Consideren la situación de Europa, de la que España no deja de ser una provincia modesta. Consideren la evolución de la coyuntura económica, las necesidades de financiación de la banca italiana, la apatía del crecimiento en los países centrales, el estancamiento de la economía mundo. Aunque estemos en un episodio de calma relativa, los nuevos episodios de crisis van a seguir destruyendo vidas y depósitos bancarios, pero también redes clientelares y chanchullos económico-empresariales.

 

La crisis económica promueve el modo napolitano de la política española: la fragmentación y la guerra interna entre familias dentro de un mismo espacio político por unos recursos vueltos escasos.

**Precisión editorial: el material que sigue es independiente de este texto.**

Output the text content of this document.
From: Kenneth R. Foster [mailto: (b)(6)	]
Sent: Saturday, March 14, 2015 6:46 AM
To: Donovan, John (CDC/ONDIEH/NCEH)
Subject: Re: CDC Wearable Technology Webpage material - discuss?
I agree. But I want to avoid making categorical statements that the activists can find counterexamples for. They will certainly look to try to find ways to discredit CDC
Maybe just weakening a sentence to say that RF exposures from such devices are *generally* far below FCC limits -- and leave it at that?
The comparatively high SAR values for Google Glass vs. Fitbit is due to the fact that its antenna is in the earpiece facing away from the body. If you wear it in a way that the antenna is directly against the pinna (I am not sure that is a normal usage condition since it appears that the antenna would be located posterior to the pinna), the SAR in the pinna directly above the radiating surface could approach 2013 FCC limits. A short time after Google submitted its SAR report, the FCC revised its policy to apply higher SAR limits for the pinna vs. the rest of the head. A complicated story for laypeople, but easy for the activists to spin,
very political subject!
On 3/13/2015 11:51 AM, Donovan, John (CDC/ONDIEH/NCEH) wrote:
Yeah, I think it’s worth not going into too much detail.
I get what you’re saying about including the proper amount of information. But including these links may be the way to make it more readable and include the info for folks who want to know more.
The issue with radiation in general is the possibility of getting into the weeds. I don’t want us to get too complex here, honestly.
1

Atiendan ahora a la trayectoria política, el fuerte y continuo avance de la derecha llamada “populista”. Ensayen sus metáforas preferidas de Apocalipsis con el sorpasso de los cristiano-demócratas de la CDU por la AfD en el pequeño land del que proviene la lideresa europea, Angela Merkel.

 

Decía Lenin (no hace falta ser leninista para citarlo) que “para la revolución no basta con que las masas explotadas y oprimidas tengan conciencia de la imposibilidad de seguir viviendo como viven y exijan cambios: para la revolución es necesario que los explotadores no puedan seguir viviendo y gobernando como viven y gobiernan”. Hace un tiempo que la segunda afirmación es un hecho incontestable, no sólo en España, también en Europa. Nos falta por ver cómo evoluciona la primera proposición.

 

En este rincón sudoccidental de la península europea, la crisis se volvió política por un movimiento de protesta que nació en mayo de 2011. Este se convirtió en partido(s) e institución, dando el primer paso hacia su integración y la deseada “normalización institucional” vía regeneración democrática. Quizás fuera inevitable dada la composición social y cultural de ese movimiento. Pero lo que hace completamente imprevisible la situación es que esta normalización resulta por ahora imposible.

 

Si el descontento “por abajo” vuelve a saber expresarse de forma autónoma a lo que ha sido su expresión partidista, preparémonos, porque entonces sí tendremos todas las condiciones para un nuevo periodo turbulento. Un periodo en el que la banalidad de si hay o no gobierno, será eso, una banalidad.